Dauernd beschäftigte Arbeiter, die das Gut das ganze Jahre über nicht verließen, gab es nur wenige. Die Mehrzahl; die in den Jahren der großen Aussaat nach Hunderten zählte, bildeten Saisonarbeiter aus den Gouvernements Kiew, Tschernigow, Poltawa; man dingte sie bis zum Marientag, das heißt bis zum 1. Oktober In guten Erntejahren verschlang das Gouvernement Cherson 200.000 bis 300.000 solcher Arbeiter. Für die vie? Sommermonate bekamen die Schnitter 40 bis 50 Rubel, die Frauen 20 bis 30 Rubel bei freier Beköstigung. Als Wohnplatz diente das offene Feld, im Regenwetter der Heuschober. Das Mittagessen war – Borschtsch und Kascha, das Abendbrot – Hirsebrei. Fleisch gab es überhaupt nicht, Fett nur pflanzliches und dies nur in geringen Mengen. Wegen der Verpflegung kam es manchmal zu Gärungen. Die Arbeiter verließen die Felder, versammelten sich im Hof, legten sich im Schatten der Speicher auf den Bauch, hielten die nackten, vom Stroh zerrissenen und zerstochenen Beine nach oben und warteten. Man gab ihnen dicke Milch oder Melonen oder einen halben Sack getrockneter Fische, und sie gingen wieder an die Arbeä, nicht selten mit Gesang. So ging es auf allen Gütern zu. Es gab Schnitter, ältere, sehnige, braungebrannte Arbeiter, die zehn Jahre nacheinander nach Janowka kamen, da sie wußten, daß es hier für sie sicher Arbeit gab. Sie bekamen einige Rubel mehr und von Zeit zu Zeit ein Gläschen Wodka, weil sie das Arbeitstempo bestimmten. Manche erschienen an der Spitze einer ganzen Familienbrut. Sie kamen aus ihren Gouvernements zu Fuß, gingen oft einen ganzen Monat, ernährten sich von Brot, übernachteten auf Märkten. Eines Sommers erkrankten sämtliche Arbeiter an Nachtblindheit. In der Dämmerung bewegten sie sich langsam, mit vorgestreckten Armen. Der im Dorf zu Besuch weilende Neffe meiner Mutter schrieb darüber in einer Zeitung; man wurde auf den Artikel aufmerksam, und das Semstwo schickte einen Inspektor. Man war mit dem „Korrespondenten“, den Vater und Mutter sehr gerne hatten, unzufrieden. Auch er selbst war nicht froh. Unangenehme Folgen hat die Sache jedoch nicht gehabt: die Inspektion stellte fest, daß die Krankheit durch Fettmangel entstehe, daß sie fast im ganzen Gouvernement verbreitet sei, da man die Leute fast überall in gleicher Weise ernähre, an manchen Stellen sogar noch schlechter.
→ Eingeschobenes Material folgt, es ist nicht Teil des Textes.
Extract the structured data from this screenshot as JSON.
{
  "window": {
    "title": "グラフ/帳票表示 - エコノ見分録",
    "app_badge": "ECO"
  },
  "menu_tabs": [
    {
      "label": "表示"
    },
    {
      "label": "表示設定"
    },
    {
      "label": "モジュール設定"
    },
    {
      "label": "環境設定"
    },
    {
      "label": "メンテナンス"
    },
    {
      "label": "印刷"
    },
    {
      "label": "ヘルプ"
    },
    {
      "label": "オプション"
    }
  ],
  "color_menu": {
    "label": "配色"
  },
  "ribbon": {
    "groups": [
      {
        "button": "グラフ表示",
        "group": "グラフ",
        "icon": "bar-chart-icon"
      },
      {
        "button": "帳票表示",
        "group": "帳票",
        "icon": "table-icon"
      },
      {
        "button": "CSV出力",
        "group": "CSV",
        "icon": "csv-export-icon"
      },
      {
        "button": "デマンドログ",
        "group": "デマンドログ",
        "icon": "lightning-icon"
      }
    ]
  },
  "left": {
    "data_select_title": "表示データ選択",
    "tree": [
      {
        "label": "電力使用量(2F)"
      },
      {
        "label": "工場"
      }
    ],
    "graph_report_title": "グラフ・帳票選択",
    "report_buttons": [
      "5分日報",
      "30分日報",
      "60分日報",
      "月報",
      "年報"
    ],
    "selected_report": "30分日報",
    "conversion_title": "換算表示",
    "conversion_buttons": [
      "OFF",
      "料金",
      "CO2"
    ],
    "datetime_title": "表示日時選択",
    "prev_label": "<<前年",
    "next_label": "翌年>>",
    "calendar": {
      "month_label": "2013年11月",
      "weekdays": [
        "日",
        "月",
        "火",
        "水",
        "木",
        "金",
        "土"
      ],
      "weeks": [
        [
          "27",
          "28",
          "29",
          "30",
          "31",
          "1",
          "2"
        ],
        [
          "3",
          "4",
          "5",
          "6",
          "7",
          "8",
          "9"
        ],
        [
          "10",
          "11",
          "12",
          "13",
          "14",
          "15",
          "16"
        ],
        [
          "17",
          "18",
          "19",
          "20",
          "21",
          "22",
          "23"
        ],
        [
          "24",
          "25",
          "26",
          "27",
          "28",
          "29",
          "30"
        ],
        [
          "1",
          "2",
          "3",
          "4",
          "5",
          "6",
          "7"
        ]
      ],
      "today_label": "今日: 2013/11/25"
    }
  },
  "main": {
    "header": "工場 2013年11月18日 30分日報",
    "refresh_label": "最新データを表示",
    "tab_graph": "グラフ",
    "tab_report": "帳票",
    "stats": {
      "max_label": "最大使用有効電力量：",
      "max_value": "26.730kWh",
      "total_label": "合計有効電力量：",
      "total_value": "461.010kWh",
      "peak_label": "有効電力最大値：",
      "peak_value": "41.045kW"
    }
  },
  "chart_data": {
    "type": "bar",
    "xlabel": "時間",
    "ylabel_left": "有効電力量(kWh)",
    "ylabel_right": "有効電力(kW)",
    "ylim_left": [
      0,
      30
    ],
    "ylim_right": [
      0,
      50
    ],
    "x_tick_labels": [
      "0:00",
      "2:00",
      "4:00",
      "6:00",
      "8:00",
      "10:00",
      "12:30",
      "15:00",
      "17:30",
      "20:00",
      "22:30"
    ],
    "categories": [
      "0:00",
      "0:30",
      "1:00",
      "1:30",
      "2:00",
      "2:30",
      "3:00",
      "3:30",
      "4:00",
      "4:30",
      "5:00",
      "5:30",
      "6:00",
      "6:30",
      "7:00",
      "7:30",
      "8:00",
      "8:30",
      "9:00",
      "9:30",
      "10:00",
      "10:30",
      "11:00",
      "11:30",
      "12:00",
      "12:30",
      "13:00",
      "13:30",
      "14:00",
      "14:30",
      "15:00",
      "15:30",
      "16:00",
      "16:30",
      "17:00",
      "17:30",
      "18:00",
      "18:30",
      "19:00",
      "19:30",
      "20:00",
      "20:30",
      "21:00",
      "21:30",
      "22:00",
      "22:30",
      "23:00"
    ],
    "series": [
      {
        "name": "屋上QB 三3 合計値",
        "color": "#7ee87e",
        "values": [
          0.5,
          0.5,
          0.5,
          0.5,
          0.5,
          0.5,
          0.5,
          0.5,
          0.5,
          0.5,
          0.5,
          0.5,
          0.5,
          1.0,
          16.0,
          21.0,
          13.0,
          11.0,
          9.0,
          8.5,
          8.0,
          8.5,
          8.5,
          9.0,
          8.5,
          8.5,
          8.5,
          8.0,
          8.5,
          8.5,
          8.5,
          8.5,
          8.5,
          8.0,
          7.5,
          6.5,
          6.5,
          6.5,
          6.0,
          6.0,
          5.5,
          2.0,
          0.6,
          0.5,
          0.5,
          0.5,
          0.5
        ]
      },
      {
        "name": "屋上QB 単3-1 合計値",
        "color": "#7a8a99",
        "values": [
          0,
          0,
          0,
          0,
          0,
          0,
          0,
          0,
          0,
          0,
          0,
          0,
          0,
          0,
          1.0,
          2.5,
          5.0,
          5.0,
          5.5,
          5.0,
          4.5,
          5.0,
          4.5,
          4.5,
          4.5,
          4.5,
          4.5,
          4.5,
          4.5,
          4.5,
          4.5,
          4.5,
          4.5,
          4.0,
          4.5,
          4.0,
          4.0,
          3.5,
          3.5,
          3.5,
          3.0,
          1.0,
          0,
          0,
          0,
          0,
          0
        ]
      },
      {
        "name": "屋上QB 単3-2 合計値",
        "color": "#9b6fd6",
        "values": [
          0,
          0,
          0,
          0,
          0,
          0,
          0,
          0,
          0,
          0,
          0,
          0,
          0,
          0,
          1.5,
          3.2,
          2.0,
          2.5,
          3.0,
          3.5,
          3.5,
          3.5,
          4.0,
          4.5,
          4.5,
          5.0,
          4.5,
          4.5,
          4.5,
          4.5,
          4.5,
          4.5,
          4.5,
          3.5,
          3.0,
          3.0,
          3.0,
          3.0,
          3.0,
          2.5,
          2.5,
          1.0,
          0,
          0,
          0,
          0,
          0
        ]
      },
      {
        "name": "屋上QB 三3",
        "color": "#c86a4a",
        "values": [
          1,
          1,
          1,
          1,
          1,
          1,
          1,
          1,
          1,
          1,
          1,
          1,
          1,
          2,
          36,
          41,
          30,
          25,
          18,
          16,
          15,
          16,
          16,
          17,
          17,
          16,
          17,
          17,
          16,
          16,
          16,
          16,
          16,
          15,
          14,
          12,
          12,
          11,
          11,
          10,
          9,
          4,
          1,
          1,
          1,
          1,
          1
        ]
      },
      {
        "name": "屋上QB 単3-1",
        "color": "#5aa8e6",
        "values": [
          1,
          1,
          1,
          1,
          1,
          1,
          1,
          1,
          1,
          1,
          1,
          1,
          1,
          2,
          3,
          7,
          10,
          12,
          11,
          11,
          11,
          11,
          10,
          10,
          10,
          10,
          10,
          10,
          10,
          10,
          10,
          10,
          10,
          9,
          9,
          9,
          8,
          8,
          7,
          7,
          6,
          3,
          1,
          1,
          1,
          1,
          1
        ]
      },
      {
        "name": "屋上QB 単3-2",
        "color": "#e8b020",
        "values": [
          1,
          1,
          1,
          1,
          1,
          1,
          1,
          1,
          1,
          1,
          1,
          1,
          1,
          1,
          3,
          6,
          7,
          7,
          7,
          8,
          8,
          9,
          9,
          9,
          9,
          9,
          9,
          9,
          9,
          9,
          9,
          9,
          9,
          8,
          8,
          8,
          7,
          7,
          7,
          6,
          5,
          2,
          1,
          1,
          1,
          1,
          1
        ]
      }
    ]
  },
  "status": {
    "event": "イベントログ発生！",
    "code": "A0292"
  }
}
In der Werkstatt, in der Gesindestube, in den Hofwinkeln zeigte sich das Leben mir breiter und anders als in der Familie. Der Film des Lebens hat kein Ende, und ich war erst am Anfang. Meine Anwesenheit störte niemanden, solange ich klein war. Die Zungen waren locker, besonders in Abwesenheit Iwan Wassiljewitschs und des Verwalters, die beide doch halb zur Herrschaft gehörten. Im Schein des Schmiede- oder des Küchenfeuers erschienen mir Eltern, Verwandte, Nachbarn mitunter in ganz anderem Licht. Viele der damals geführten Unterhaltungen sind mir für immer im Gedächtnis geblieben. Manches hat dann die Basis für meine Einstellung zur heutigen Gesellschaft gebildet.